Graham gab keine Antwort. Er hörte, ohne zu hören. Die Plattformen liefen brüllend hin, und das Volk schrie. Er bemerkte Frauen und Mädchen mit fliegendem Haar, in wundervollen Gewändern, mit zwischen den Brüsten gekreuzten Binden. Sie traten zuerst aus dem Wirrwarr heraus. Dann fiel ihm auf, daß die herrschende Note in diesem Kaleidoskop von Kostümen das Blaßblau war, das der Schneiderjunge getragen hatte. Er wurde sich bewußt, daß man rief: »Der Schläfer. Was ist mit dem Schläfer geschehen?« und es war, als seien die fliegenden Plattformen vor ihm plötzlich mit dem blassen Gelb menschlicher Gesichter gesprenkelt, und dann noch dichter. Er sah gehobene Finger. Er bemerkte, daß das bewegungslose Mittelgebiet dieses riesigen Bogenganges genau dem Balkon gegenüber dicht gedrängt voll blau gekleideten Volkes stand. Die Leute schienen die laufenden Plattformen auf beiden Seiten hinaufgedrängt und gegen ihren Willen fortgetragen zu werden. Sie sprangen ab, sobald sie über das Gedränge des Wirrwarrs hinaus waren und liefen zu dem Tumult zurück.

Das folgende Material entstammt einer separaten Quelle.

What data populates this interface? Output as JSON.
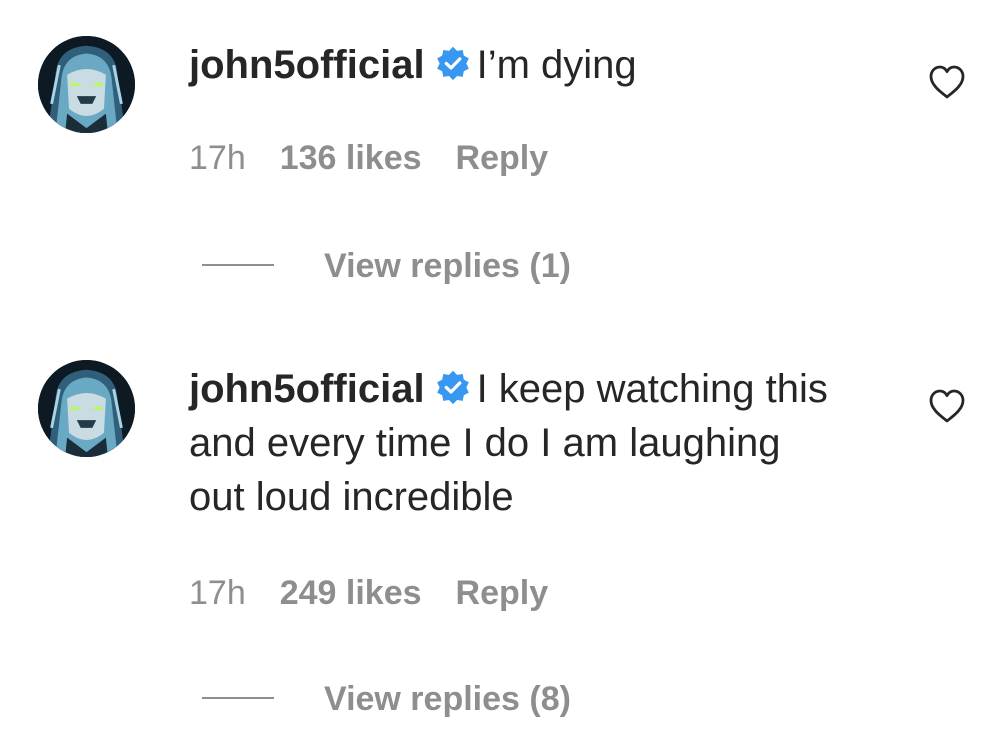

»Es ist der Schläfer. Wahrhaftig, es ist der Schläfer,« riefen Stimmen. »Das ist niemals der Schläfer,« riefen andere. Mehr und mehr Gesichter wandten sich ihm zu. In den Zwischenräumen dieses Zentralwegs sah Graham Öffnungen, Löcher, offenbar die Köpfe von Treppen, die hinunterführten, und es stiegen Leute aus ihnen herauf und in sie hinunter. Der scheinbare Kampf konzentrierte sich um das ihm nächste dieser Löcher. Das Volk lief die gleitenden Plattformen dahin hinab, indem man geschickt von Plattform zu Plattform sprang. Die auf den höheren Plattformen gedrängten Leute schienen ihr Interesse zwischen diesem Punkt und dem Balkon zu teilen. Eine Anzahl kräftiger, kleiner Gestalten, die eine Uniform aus hellem Rot trugen und methodisch zusammenarbeiteten, schienen damit beschäftigt, den Zutritt zu dieser nach unten führenden Treppe abzusperren. Um sie sammelte sich rasch eine Volksmenge. Ihre glänzende Farbe kontrastierte lebhaft gegen das weißliche Blau ihrer Gegner, denn der Kampf war nicht zu verkennen.

Er sah all das, während Howard ihm ins Ohr schrie und ihm den Arm schüttelte. Und dann war Howard plötzlich fort, und er stand allein.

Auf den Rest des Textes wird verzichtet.